②トピックス 05 兵器輸出が好調なフランス
兵器輸出が好調なフランス
このところ、フランスの兵器輸出が絶好調です。
2月にはエジプトにラファエル戦闘機24機と多目的フリゲート艦6隻を売却することが決まりました。当該取引の背景には、事実上の軍事クーデターで成立した現エジプト政権に対して米国が軍事支援を凍結していた事情があります。
またエジプトは、ISとの戦いに加えて、昨年(2014年)8月にスエズ運河拡張計画を発表しており、同国政府としては警備体制の強化を急ぐ必要に迫られていました。新型多目的フリゲート艦に関しては、フランス政府は「同型艦を建造・導入中のフランス海軍への引き渡し順位を調整することも含めてエジプトに協力する」旨を表明しています。
更にフランス政府は、アラブの春に伴う混乱等から観光収入が減って財政状況が苦しいエジプトへの配慮から、当該兵器に係る支払を借款によることを認め、フランス金融機関との調整にも積極的に動きました。フランスの官民挙げての売込みが奏功した事案でした。
4月にはインドとの間でラファエル戦闘機の売買契約(総数128機 完成機の納入は36機 残りは技術供与を伴うライセンス生産)が整い、訪仏中のモジ印首相とオランド仏大統領の間で合意が確認されました。当該案件では当初、インド空軍の総調達機数(128機)のうち18機を完成機としてフランス企業(ダッソー社)が納入し、残りをインド国内でライセンス生産する方向で調整が進められていました。完成機の納入機数を増やすことでインド側が譲歩した形ですが、フランスからの技術供与を自国の航空機産業育成のテコにしたいインドの将来戦略が窺えます。
インドでは、贈収賄疑義事件の影響や官僚機構の非効率などが影響して、多目的戦闘機の導入が5年以上遅れていました。その一方で、中国空軍は着実に新鋭戦闘機の配備を進めるとともに、インドの隣国であるパキスタン(軍)との協力関係を一層進めるなど、インドを取巻く安全保障環境は変化してきました。インドを取巻く諸々の事情が、今回の印仏「頂上決着」を促したとみられています。
フランスへの順風は続きます。
4月末にはカタールへのラファエル戦闘機24機及び搭載ミサイル(MBDS社製)の売却が決まりました。当該契約には操縦者36名、整備員約100名の訓練も含まれており、契約総額は71億ドルと見られています。更に、オプションとして同戦闘機12機の追加納入も認められており、ホランド仏大統領が湾岸諸国首脳会談に招待された機会に契約調印式が挙行されました。
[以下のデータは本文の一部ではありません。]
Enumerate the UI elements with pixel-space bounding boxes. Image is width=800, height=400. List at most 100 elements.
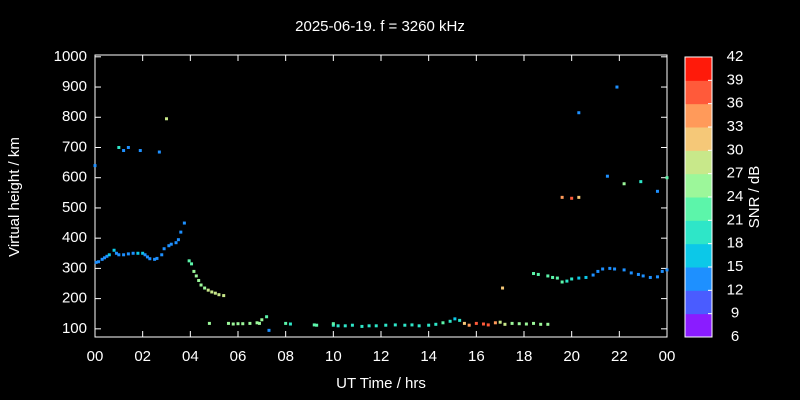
data-point <box>384 323 388 327</box>
data-point <box>222 294 226 298</box>
data-point <box>241 322 245 326</box>
data-point <box>117 253 121 257</box>
data-point <box>427 323 431 327</box>
data-point <box>546 322 550 326</box>
data-point <box>665 268 669 272</box>
colorbar-band <box>685 150 712 175</box>
x-tick-label: 00 <box>659 348 676 365</box>
y-tick-label: 500 <box>62 199 87 216</box>
plot-frame <box>94 54 668 338</box>
data-point <box>136 251 140 255</box>
data-point <box>312 323 316 327</box>
data-point <box>210 290 214 294</box>
data-point <box>165 117 168 121</box>
data-point <box>336 324 340 328</box>
data-point <box>565 279 569 283</box>
data-point <box>167 244 171 248</box>
colorbar-tick-label: 30 <box>727 141 744 158</box>
data-point <box>498 320 502 324</box>
data-point <box>176 238 180 242</box>
colorbar-tick-label: 21 <box>727 211 744 228</box>
data-point <box>203 286 207 290</box>
data-point <box>248 321 252 325</box>
y-tick-label: 1000 <box>54 48 87 65</box>
colorbar-band <box>685 173 712 198</box>
x-tick-label: 02 <box>134 348 151 365</box>
x-tick-label: 10 <box>325 348 342 365</box>
data-point <box>107 253 111 257</box>
data-point <box>517 322 521 326</box>
data-point <box>331 323 335 327</box>
data-point <box>493 321 497 325</box>
colorbar-tick-label: 42 <box>727 48 744 65</box>
data-point <box>93 164 97 168</box>
data-point <box>145 255 149 259</box>
data-point <box>207 321 211 325</box>
colorbar-band <box>685 103 712 128</box>
data-point <box>100 257 104 261</box>
data-point <box>453 317 457 321</box>
data-point <box>629 271 633 275</box>
data-point <box>153 257 157 261</box>
data-point <box>199 283 203 287</box>
data-point <box>138 149 142 153</box>
data-point <box>560 280 564 284</box>
colorbar-tick-label: 18 <box>727 235 744 252</box>
data-point <box>474 321 478 325</box>
data-point <box>403 323 407 327</box>
colorbar-band <box>685 290 712 315</box>
data-point <box>596 269 600 273</box>
colorbar-tick-label: 27 <box>727 165 744 182</box>
y-tick-label: 300 <box>62 259 87 276</box>
x-tick-label: 00 <box>87 348 104 365</box>
data-point <box>448 319 452 323</box>
data-point <box>117 145 121 149</box>
y-tick-label: 600 <box>62 169 87 186</box>
data-point <box>190 262 194 266</box>
y-tick-label: 200 <box>62 290 87 307</box>
colorbar-band <box>685 127 712 151</box>
data-point <box>255 321 259 325</box>
y-tick-label: 700 <box>62 138 87 155</box>
data-point <box>591 273 595 277</box>
data-point <box>481 322 485 326</box>
data-point <box>126 252 130 256</box>
data-point <box>206 288 210 292</box>
data-point <box>560 195 564 199</box>
colorbar-band <box>685 243 712 268</box>
colorbar-band <box>685 57 712 81</box>
data-point <box>331 322 335 326</box>
data-point <box>539 322 543 326</box>
data-point <box>112 248 116 252</box>
x-axis-label: UT Time / hrs <box>336 375 426 392</box>
data-point <box>141 251 145 255</box>
data-point <box>157 150 161 154</box>
data-point <box>236 322 240 326</box>
chart-title: 2025-06-19. f = 3260 kHz <box>295 18 465 35</box>
data-point <box>570 277 574 281</box>
data-point <box>143 253 147 257</box>
data-point <box>434 322 438 326</box>
x-tick-label: 20 <box>563 348 580 365</box>
data-point <box>114 251 118 255</box>
colorbar-tick-label: 15 <box>727 258 744 275</box>
colorbar-tick-label: 12 <box>727 281 744 298</box>
x-tick-label: 06 <box>230 348 247 365</box>
data-point <box>601 267 605 271</box>
data-point <box>410 323 414 327</box>
data-point <box>179 230 183 234</box>
data-point <box>458 318 462 322</box>
colorbar-tick-label: 36 <box>727 95 744 112</box>
data-point <box>126 145 130 149</box>
data-point <box>367 324 371 328</box>
colorbar-tick-label: 6 <box>731 328 739 345</box>
data-point <box>636 272 640 276</box>
data-point <box>103 256 107 260</box>
data-point <box>217 293 221 297</box>
x-tick-label: 22 <box>611 348 628 365</box>
data-point <box>197 278 201 282</box>
data-point <box>257 321 261 325</box>
y-axis-label: Virtual height / km <box>6 137 23 257</box>
data-point <box>503 322 507 326</box>
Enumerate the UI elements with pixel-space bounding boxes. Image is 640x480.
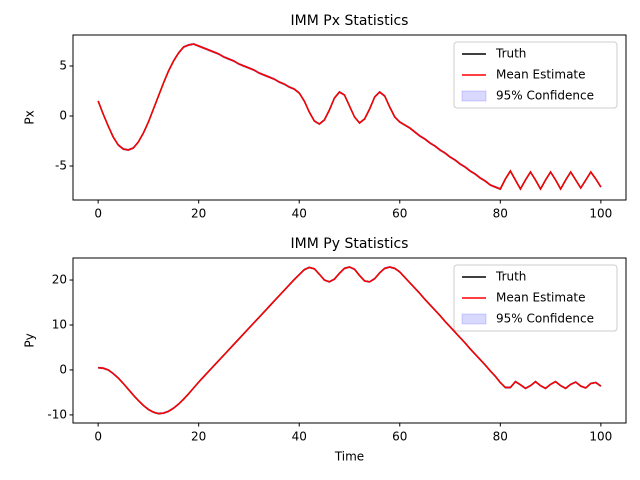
- x-tick-label: 80: [493, 430, 508, 444]
- x-tick-label: 80: [493, 207, 508, 221]
- x-tick-label: 0: [94, 430, 102, 444]
- x-axis-label: Time: [334, 450, 364, 464]
- axes-title: IMM Py Statistics: [291, 236, 409, 252]
- legend-label: Truth: [495, 270, 526, 284]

ラファエル戦闘機についてはアラブ首長国連邦、クウェート及びマレーシア等でも売込みが続いており、同戦闘機の生産機数は今後とも積み上がっていきそうです。
フランス製兵器に対する需要はこれに止まりません。
政情不安に苦しむレバノンに対しては、サウジアラビアが軍事支援(総額30億ドル)を決めており、戦闘装甲車両、警備艇、多目的ヘリ等の兵器がレバノン軍に供与されることになっていますが、その相当程度をフランス企業が受注しています。また、これとリンクさせる形で、フランス軍がレバノン軍将兵約7万名に対して軍事訓練を施すとともに、レバノン軍の装備品等のメンテナンスをフランス企業が請け負うことになっています。フランス政府は、同様にレバノンを支援する米国及び英国等と調整しながら兵器類の生産、引渡しを進めていますが、中東情勢が混迷する中、フランス国防関連企業の活況はまだ暫く続きそうです。
しかし、良いことばかりではありません。
ウクライナ情勢を受けてロシアとの間で難航していたミストラル級強襲揚陸艦2隻に関して、5月に入ってから新しい動きがありました。フランス政府は、同艦の引渡しに係る契約を破棄して違約金を支払う方向で調整を始めており、ロシア側もそのラインで検討を進めています。しかし、フランス側が提示した払戻金の額(8億9千万ドル)に対して、ロシアのプーチン大統領は「特段の課徴金を要求するつもりはないが、ロシア政府が支払った(要した)金額は全て返金されるべき」としてフランスの提示額に難色を示しています。具体的には、返済額には既に実施済の乗員(約400名)の訓練費用及びウラジオストックに建設済の港湾施設整備費も含まれるべきであるとして、11億6千万ドルの返金を要求しています。
このところ、中国企業によるフランスへの大規模な社員旅行が話題になっています。フランス政府は、イスラム過激派による風刺画系新聞社への襲撃事件(本年1月)等の影響で観光客が減少することを懸念しており、1万名規模の軍部隊を動員して警戒態勢を維持するとともに、国を挙げて中国からの観光客誘致を進めています。好調なフランス製兵器の対外輸出も、そのようなフランスの懸念を緩和するのに寄与しているようです。